The workshop, hosted under the Google News Initiative (GNI), blended tool demonstrations with real-world newsroom lessons from Daily Maverick staff. The message was consistent throughout the day: audience understanding is no longer “nice to have”—it is the backbone of editorial strategy, commercial sustainability and reader trust.
Turning search data into story opportunities
The morning session began with Google Trends, framed as a fast way to detect what audiences are actively asking and how interest shifts across regions and time. Marianne Erasmus emphasised that Trends is not a proxy for polling, but it can surface new angles, common questions and seasonal patterns that help editors plan emerging topics — who can then re-publish existing content that can be updated and re-published with new information when interest spikes again.
Daily Maverick speaker, Lerato Mutsila explained how they use trend signals to refine headlines and SEO strategies, increasing the likelihood that their reporting appears in relevant searches. The point wasn’t to chase clicks, but to ensure good journalism can be found when readers are looking for it.

What Google Search rewards—and what it doesn’t
A second segment unpacked how Google Search and Google News rank stories, highlighting seven factors that shape visibility: relevance, location, prominence, authoritativeness, freshness, usability and user interest. Participants were reminded that rankings cannot be bought, and that advertising relationships do not influence placement.
The practical takeaway for publishers: original reporting, clear headlines that match search intent, meaningful updates (not just re-posts), and a site that loads well on mobile all contribute to stronger discoverability.

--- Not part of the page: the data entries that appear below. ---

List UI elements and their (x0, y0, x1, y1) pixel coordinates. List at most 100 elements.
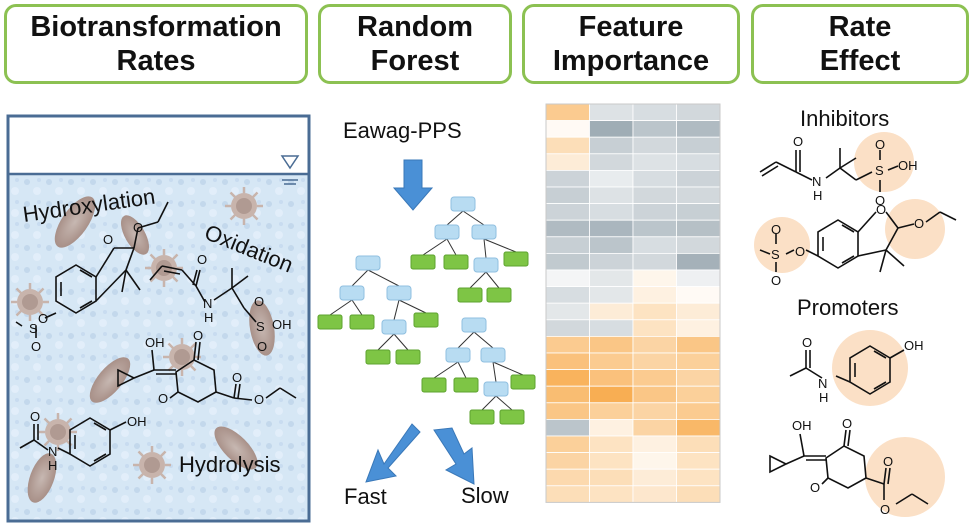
atom-label: O (232, 370, 242, 385)
heatmap-cell (676, 153, 721, 171)
highlight-circle (854, 132, 914, 192)
virus-icon (37, 411, 79, 453)
tree-split-node (483, 381, 509, 397)
heatmap-cell (545, 120, 590, 138)
heatmap-cell (545, 252, 590, 271)
heatmap-cell (676, 402, 721, 420)
atom-label: O (771, 222, 781, 237)
inhibitors-label: Inhibitors (800, 106, 889, 131)
atom-label: O (876, 202, 886, 217)
tree-split-node (450, 196, 476, 212)
atom-label: O (158, 391, 168, 406)
highlight-circle (832, 330, 908, 406)
heatmap-cell (545, 153, 590, 171)
virus-icon (143, 247, 185, 289)
highlight-circle (754, 217, 810, 273)
tree-split-node (473, 257, 499, 273)
heatmap-cell (676, 169, 721, 188)
structure-acrylamide-sulfonate-left (149, 265, 257, 323)
structure-paracetamol-left (19, 417, 127, 467)
atom-label: O (38, 311, 48, 326)
heatmap-cell (545, 103, 590, 122)
header-line: Random (357, 11, 473, 43)
atom-label: N (48, 444, 57, 459)
heatmap-cell (589, 319, 634, 337)
bacterium-icon (89, 357, 131, 403)
heatmap-cell (545, 418, 590, 437)
heatmap-cell (589, 236, 634, 254)
heatmap-cell (545, 219, 590, 238)
heatmap-cell (632, 302, 677, 321)
virus-icon (131, 444, 173, 486)
heatmap-cell (632, 402, 677, 420)
heatmap-cell (676, 418, 721, 437)
heatmap-cell (632, 385, 677, 404)
heatmap-cell (632, 286, 677, 304)
fast-arrow-icon (365, 423, 421, 483)
heatmap-cell (676, 136, 721, 155)
heatmap-cell (589, 120, 634, 138)
heatmap-cell (676, 219, 721, 238)
tree-leaf-node (443, 254, 469, 270)
atom-label: H (813, 188, 822, 203)
atom-label: O (880, 502, 890, 517)
atom-label: O (802, 335, 812, 350)
heatmap-cell (545, 286, 590, 304)
highlight-circle (885, 199, 945, 259)
atom-label: S (29, 321, 38, 336)
heatmap-cell (589, 435, 634, 454)
tree-leaf-node (503, 251, 529, 267)
heatmap-cell (676, 385, 721, 404)
heatmap-cell (545, 369, 590, 387)
atom-label: OH (904, 338, 924, 353)
atom-label: O (193, 328, 203, 343)
heatmap-cell (545, 452, 590, 470)
tree-leaf-node (499, 409, 525, 425)
heatmap-cell (589, 252, 634, 271)
heatmap-cell (632, 352, 677, 371)
heatmap-cell (632, 236, 677, 254)
fast-label: Fast (344, 484, 387, 509)
atom-label: N (203, 296, 212, 311)
heatmap-border (545, 103, 721, 503)
heatmap-cell (676, 352, 721, 371)
heatmap-cell (589, 418, 634, 437)
heatmap-cell (632, 103, 677, 122)
bacterium-icon (214, 426, 258, 470)
tree-leaf-node (469, 409, 495, 425)
atom-label: S (256, 319, 265, 334)
heatmap-cell (632, 252, 677, 271)
heatmap-cell (589, 286, 634, 304)
heatmap-cell (589, 103, 634, 122)
bacterium-icon (121, 215, 149, 255)
tree-split-node (445, 347, 471, 363)
heatmap-cell (676, 103, 721, 122)
atom-label: O (30, 409, 40, 424)
slow-label: Slow (461, 483, 509, 508)
atom-label: OH (272, 317, 292, 332)
atom-label: O (883, 454, 893, 469)
heatmap-cell (632, 153, 677, 171)
heatmap-cell (545, 335, 590, 354)
header-line: Forest (370, 45, 460, 77)
highlight-circle (865, 437, 945, 517)
header-line: Rate (828, 11, 892, 43)
tree-leaf-node (413, 312, 439, 328)
atom-label: O (257, 339, 267, 354)
heatmap-cell (545, 435, 590, 454)
structure-trinexapac-left (117, 341, 297, 403)
heatmap-cell (676, 186, 721, 205)
atom-label: O (842, 416, 852, 431)
heatmap-cell (632, 369, 677, 387)
heatmap-cell (589, 136, 634, 155)
heatmap-cell (545, 136, 590, 155)
heatmap-cell (589, 169, 634, 188)
tree-leaf-node (317, 314, 343, 330)
water-level-icon (280, 155, 300, 170)
tree-split-node (471, 224, 497, 240)
tree-leaf-node (510, 374, 536, 390)
header-line: Rates (116, 45, 196, 77)
heatmap-cell (632, 269, 677, 288)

From traffic to loyalty: measuring what matters
The workshop then moved into Google Analytics 4 (GA4), positioning analytics as a newsroom tool—not just a marketing dashboard. Trainers showed how GA4 tracks engagement signals like scroll depth, shares, subscriptions and registrations, enabling publishers to measure whether content is building loyalty and converting casual visitors into returning readers.
This theme expanded with News Consumer Insights (NCI), Google’s AI-powered reporting assistant for news organisations. NCI segments audiences into casual readers, loyal readers and “brand lovers”, underscoring a key insight: a small fraction of highly engaged users often drives a disproportionate share of traffic and revenue. The tool also offers technical diagnostics—page speed, SEO, accessibility—plus recommendations aimed at growing newsletters and strengthening reader relationships.

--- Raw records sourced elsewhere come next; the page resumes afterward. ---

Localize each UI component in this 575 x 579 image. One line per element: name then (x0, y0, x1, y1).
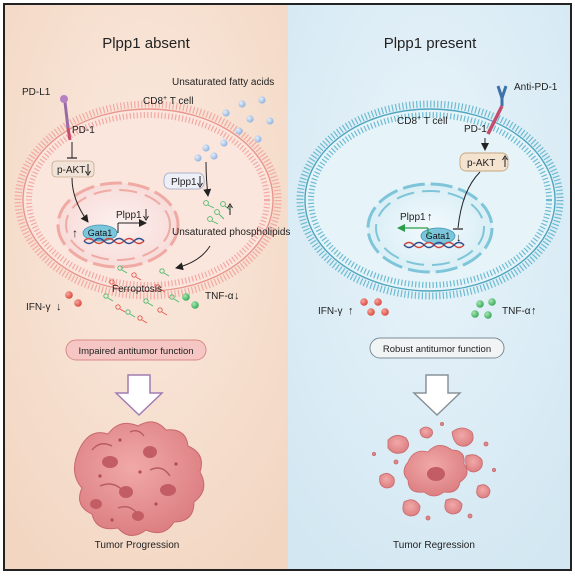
right-robust-pill (369, 337, 505, 359)
left-pdl1-label: PD-L1 (22, 87, 51, 98)
left-usp-label: Unsaturated phospholipids (172, 227, 290, 238)
right-membrane-outer (296, 100, 564, 300)
left-pakt-down-arrow-head (85, 170, 91, 176)
left-plpp1-box (163, 172, 205, 190)
right-gata1-down: ↓ (456, 232, 462, 244)
left-ferroptosis-label: Ferroptosis (112, 284, 162, 295)
right-title: Plpp1 present (384, 35, 477, 52)
right-pakt-up-head (502, 155, 508, 161)
right-ifn-up: ↑ (348, 305, 354, 317)
left-outcome-label: Tumor Progression (95, 540, 180, 551)
right-gata1-protein (420, 227, 456, 245)
right-antipd1-label: Anti-PD-1 (514, 82, 558, 93)
right-plpp1-gene-label: Plpp1 (400, 212, 426, 223)
right-tnf-up: ↑ (531, 305, 537, 317)
right-anti-pd1-antibody (486, 85, 508, 135)
left-title: Plpp1 absent (102, 35, 190, 52)
left-pakt-label: p-AKT (57, 165, 85, 176)
right-pakt-box (459, 152, 509, 172)
right-dna-helix (403, 241, 465, 249)
left-plpp1-box-label: Plpp1 (171, 177, 197, 188)
left-pill-label: Impaired antitumor function (78, 346, 193, 357)
left-gata1-updown: ↑ (72, 226, 78, 240)
left-ferroptosis-burst (103, 265, 180, 324)
right-gata1-label: Gata1 (426, 231, 451, 241)
left-membrane-inner (26, 112, 270, 288)
left-pdl1-receptor (60, 95, 72, 141)
right-pd1-label: PD-1 (464, 124, 487, 135)
left-phospholipid-up-head (227, 203, 233, 209)
left-gata1-label: Gata1 (88, 228, 113, 238)
right-tnf-dots (471, 298, 496, 319)
right-down-arrow (412, 374, 462, 417)
left-tnf-label: TNF-α (205, 291, 234, 302)
left-ufa-label: Unsaturated fatty acids (172, 77, 274, 88)
left-tnf-dots (182, 293, 199, 309)
right-tnf-label: TNF-α (502, 306, 531, 317)
right-cd8-label: CD8+ T cell (397, 115, 447, 127)
left-tumor-mass (74, 421, 205, 536)
left-plpp1-down-head (197, 182, 203, 188)
left-impaired-pill (65, 339, 207, 361)
left-fatty-acid-dots (194, 96, 274, 162)
left-ifn-label: IFN-γ (26, 302, 50, 313)
left-ifn-down: ↓ (56, 301, 62, 313)
figure-border (3, 3, 572, 571)
left-usp-to-ferroptosis-arrow (175, 245, 211, 271)
left-pakt-box (51, 160, 95, 178)
right-pakt-inhibit-line (457, 171, 481, 229)
left-plpp1-gene-label: Plpp1 (116, 210, 142, 221)
right-plpp1-gene-up: ↑ (427, 211, 433, 223)
right-pakt-label: p-AKT (467, 158, 495, 169)
right-ifn-label: IFN-γ (318, 306, 342, 317)
left-ifn-dots (65, 291, 82, 307)
right-ifn-dots (360, 298, 389, 316)
right-pill-label: Robust antitumor function (383, 344, 491, 355)
right-nucleus (366, 182, 494, 274)
left-ufa-to-plpp1-arrow (203, 161, 212, 197)
left-cd8-label: CD8+ T cell (143, 95, 193, 107)
left-gata1-protein (82, 224, 118, 242)
left-plpp1-gene-down-head (143, 215, 149, 221)
left-tnf-down: ↓ (234, 290, 240, 302)
left-phospholipid-cluster (203, 200, 231, 225)
right-membrane-inner (308, 112, 552, 288)
right-tumor-fragments (371, 421, 496, 521)
left-dna-helix (83, 237, 145, 245)
left-down-arrow (114, 374, 164, 417)
left-membrane-outer (14, 100, 282, 300)
right-outcome-label: Tumor Regression (393, 540, 475, 551)
left-pakt-to-gata1-arrow (71, 177, 89, 223)
left-pd1-label: PD-1 (72, 125, 95, 136)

Revenue resilience starts with purpose
Beyond tools, Daily Maverick’s team offered a strategy lens: sustainability begins with clarity of mission. Using the Ikigai framework adapted for their newsroom, they argued that publishers should define what they value, what communities need, what they do best and what they can be paid for—then align editorial and commercial decisions accordingly.
On revenue, speakers outlined a diversification model built around three buckets—commercial, reader revenue and grants/philanthropy—with at least two streams per bucket. The aim is resilience: if one stream weakens, the organisation can adapt rather than collapse.

AI: speed with safeguards
Later sessions tackled AI with a clear boundary: use it to streamline workflows, not to outsource editorial judgement. Examples included AI-assisted summaries, research tools like Pinpoint, and “Gems” (reusable Gemini workflows) for repetitive tasks such as first-pass editing—always with humans reviewing outputs to prevent errors and hallucinations. Participants also received a practical prompting framework to get more accurate, fit-for-purpose results from large language models.
A hands-on close
The day concluded with for participants to test tools in an interactive “experience trailer”, including quizzes and practical exercises. Organisers positioned the Fourways session as part of a broader GNI pilot rolling out training across South African provinces and languages, aimed at strengthening community and local news capacity.
Bottom line: the workshop framed growth as a mix of smart discovery (Trends + Search), disciplined measurement (GA4 + NCI), diversified revenue, and cautious, transparent AI use—anchored by a newsroom’s purpose and public value.